First, I’d like to place Somewhat Eternal, Justine Youssef’s current exhibition at UTS Gallery, in relation to the current moment. Following Hamas’s 7 October attack, we have been witnessing a genocide unfold before our eyes, as the already besieged Gaza faces relentless and catastrophic bombardment by Israeli artillery and airstrikes. In just over four weeks, the far-right fundamentalist ethnostate has pulverised entire families and neighbourhoods and killed over 10,000 Palestinians. We are seeing the systematic erasure of an indigenous population under a colonial, Zionist regime which began long before 7 October, in 1948 (or as far back as 1917). In the face of these atrocities, we are also seeing a global movement mobilising like never before—protesting the ongoing Nakba and threatening the conditions of collective apathy, silence, and complicity which have, until now, allowed it to continue.

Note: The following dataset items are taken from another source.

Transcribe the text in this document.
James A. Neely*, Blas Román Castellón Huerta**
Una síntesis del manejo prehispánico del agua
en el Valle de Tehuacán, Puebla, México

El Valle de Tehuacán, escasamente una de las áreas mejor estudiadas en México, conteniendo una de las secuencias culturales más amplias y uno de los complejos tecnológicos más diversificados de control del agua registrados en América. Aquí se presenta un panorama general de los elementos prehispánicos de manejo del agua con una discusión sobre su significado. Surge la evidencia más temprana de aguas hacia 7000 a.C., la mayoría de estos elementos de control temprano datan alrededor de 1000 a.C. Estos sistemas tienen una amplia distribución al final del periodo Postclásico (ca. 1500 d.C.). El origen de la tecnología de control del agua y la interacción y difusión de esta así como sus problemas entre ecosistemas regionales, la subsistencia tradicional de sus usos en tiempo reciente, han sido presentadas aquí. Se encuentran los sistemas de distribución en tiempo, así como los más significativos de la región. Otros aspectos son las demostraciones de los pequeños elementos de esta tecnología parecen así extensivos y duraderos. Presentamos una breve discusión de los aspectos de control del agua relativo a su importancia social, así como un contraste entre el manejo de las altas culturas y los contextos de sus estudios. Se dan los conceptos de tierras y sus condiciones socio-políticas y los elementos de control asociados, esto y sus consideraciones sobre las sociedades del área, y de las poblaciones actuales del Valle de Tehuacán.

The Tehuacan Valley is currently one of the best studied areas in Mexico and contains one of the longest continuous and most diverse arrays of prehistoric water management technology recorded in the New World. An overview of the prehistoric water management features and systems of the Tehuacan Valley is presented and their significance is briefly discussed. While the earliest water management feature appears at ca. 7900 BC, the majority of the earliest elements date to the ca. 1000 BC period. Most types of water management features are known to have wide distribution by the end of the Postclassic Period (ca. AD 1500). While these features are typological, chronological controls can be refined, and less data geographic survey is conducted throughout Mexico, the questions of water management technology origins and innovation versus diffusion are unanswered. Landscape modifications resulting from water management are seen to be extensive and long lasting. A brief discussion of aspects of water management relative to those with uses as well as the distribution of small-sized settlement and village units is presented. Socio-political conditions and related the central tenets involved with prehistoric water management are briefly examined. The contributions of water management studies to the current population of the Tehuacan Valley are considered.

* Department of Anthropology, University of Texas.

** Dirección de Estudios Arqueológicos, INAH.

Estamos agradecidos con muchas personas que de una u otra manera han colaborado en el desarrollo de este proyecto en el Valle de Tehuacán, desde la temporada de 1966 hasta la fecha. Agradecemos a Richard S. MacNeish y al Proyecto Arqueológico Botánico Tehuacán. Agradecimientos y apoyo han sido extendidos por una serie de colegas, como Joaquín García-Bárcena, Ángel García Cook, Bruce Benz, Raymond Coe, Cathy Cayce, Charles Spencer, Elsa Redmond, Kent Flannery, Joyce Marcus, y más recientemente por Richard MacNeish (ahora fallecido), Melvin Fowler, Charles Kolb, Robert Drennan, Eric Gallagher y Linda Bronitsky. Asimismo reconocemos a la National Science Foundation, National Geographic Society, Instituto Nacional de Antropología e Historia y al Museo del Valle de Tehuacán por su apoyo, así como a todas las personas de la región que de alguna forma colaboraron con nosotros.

Installation view of Justine Youssef, Somewhat Eternal, UTS Gallery, 2023. Photo: Jacquie Manning

It is important for me to locate Youssef’s exhibition—curated by Stella Rosa McDonald (Curator & Manager of UTS Gallery), Tulleah Pearce (Assistant Director of Brisbane’s Institute of Modern Art), and Patrice Sharkey (Artistic Director of Adelaide Contemporary Experimental)—within this particular movement. This is precisely because it is an ode to a homeland (Lebanon) and family also marked by Israeli occupation. Unfortunately, nowhere in the exhibition itself is this context explicitly stated. While reference to her family’s lived experience and survival through “famine and military occupation” is made in the wall didactic, the details of this occupation and its relation to the broader regional conflict is left vague. Recently, UTS Gallery made an Instagram post for an upcoming workshop facilitated by the artist, which included a quote by Youssef herself that was more explicit about her family’s direct suffering under the Israeli’s occupation of parts of Lebanon between 1982 and 2000. The workshop, Youssef adds, “is a space to sustain each other as we protest, educate and call for an end to the siege on Gaza, the illegal occupation of Palestine and the ensuing risks that unfurl across our region.”